Susan kaplow: Artist Statement
In my previous work I used sheep and alpaca fiber to felt and sculpt organic shapes inspired by plants and the animal body. Most of these sculptures hang on the wall or sit on shelves attached to the wall. Looking back, I think I began in this way because felt is such a soft material. Unlike with wood, metal or ceramics, it’s not obvious how to make a felted form stand up in space.
Two years ago, when I began to reference the female body, I started with hand-felted fiber shapes that hang on the wall. I loved having so many embodied feminine archetypes lining my studio walls. After a time, though, my figures started to whisper to me: “take us out into space; let us stand on our own.” Making this happen presents technical and artistic problems, ones I am continuing to explore.

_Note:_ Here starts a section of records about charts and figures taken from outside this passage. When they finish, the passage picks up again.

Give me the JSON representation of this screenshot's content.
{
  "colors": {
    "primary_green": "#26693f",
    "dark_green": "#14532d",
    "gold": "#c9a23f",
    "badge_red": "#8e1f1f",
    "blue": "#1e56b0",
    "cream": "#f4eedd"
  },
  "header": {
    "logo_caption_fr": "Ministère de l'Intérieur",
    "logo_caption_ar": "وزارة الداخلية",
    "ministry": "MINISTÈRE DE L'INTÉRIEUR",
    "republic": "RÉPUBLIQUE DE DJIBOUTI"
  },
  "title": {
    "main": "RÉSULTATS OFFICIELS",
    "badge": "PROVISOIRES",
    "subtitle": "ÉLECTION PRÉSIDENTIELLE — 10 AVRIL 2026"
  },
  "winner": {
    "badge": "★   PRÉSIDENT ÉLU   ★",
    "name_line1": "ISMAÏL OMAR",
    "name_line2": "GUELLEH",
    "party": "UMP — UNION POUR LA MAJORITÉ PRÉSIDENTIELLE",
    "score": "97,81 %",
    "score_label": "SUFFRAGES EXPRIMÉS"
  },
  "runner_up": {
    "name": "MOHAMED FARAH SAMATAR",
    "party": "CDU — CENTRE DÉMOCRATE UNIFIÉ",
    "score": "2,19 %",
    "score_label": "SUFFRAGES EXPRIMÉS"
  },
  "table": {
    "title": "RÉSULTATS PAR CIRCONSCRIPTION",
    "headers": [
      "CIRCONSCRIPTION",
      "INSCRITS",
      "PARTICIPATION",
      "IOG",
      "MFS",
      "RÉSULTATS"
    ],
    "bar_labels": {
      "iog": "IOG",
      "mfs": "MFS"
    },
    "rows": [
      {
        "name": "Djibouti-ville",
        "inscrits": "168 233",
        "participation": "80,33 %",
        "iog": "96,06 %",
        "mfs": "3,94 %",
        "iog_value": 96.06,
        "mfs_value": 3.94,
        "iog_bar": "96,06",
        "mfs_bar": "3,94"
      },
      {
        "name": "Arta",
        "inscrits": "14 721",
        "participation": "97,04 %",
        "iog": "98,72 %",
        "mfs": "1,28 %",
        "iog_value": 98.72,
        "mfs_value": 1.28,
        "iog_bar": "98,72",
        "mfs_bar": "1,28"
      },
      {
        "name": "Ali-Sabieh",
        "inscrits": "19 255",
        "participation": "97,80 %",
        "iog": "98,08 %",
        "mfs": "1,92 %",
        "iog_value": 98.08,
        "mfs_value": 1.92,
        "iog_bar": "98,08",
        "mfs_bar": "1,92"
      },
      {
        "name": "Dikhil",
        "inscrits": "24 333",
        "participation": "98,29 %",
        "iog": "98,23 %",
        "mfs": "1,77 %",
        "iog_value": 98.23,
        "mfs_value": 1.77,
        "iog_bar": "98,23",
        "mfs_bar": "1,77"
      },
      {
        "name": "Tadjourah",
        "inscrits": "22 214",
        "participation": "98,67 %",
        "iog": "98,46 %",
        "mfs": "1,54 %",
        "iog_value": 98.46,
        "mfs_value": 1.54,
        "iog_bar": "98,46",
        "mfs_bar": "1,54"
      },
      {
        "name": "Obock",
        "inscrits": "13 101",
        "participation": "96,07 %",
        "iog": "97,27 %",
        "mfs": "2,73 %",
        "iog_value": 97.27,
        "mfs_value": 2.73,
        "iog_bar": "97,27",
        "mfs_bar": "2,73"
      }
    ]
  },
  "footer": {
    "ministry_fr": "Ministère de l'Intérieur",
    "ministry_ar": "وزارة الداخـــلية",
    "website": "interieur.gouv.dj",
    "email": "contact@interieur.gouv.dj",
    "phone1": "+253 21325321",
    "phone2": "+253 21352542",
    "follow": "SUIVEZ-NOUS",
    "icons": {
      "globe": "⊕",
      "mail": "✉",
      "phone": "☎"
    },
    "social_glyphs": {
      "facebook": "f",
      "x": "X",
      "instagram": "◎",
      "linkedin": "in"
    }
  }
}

Because my own body has been twice challenged by breast cancer — once years ago and again most recently, I have made some of my newest sculptures bearing scars or missing breasts, playing against notions of bodily perfection and enlarging the definition of beauty. One example, pictured below, is the sculpture “I Can and I Will.” Through this practice, I have been investigating how power may grow from woundedness and healing arise from despair. My Breast Cancer Odyssey, a five part installation, charts my personal experience, my ongoing journey through sadness and anger toward acceptance and a deeper integration. Each part of my journey is written on the body, rendered in fiber and enhanced with beads, metal forms, digital images and clay.
Banned Bodies, one of my newest sculptures, is a response to the vicious treatment of those seeking refuge in our country. I bear witness to this treatment every week as I accompany undocumented and detained people to court as a volunteer for the New Sanctuary Coalition of NYC. For this sculpture, I used a concrete and steel remnant of building material, which I found on the street, as a metaphorical ladder, the one our desperate, undocumented friends are trying to climb with all the odds stacked against them.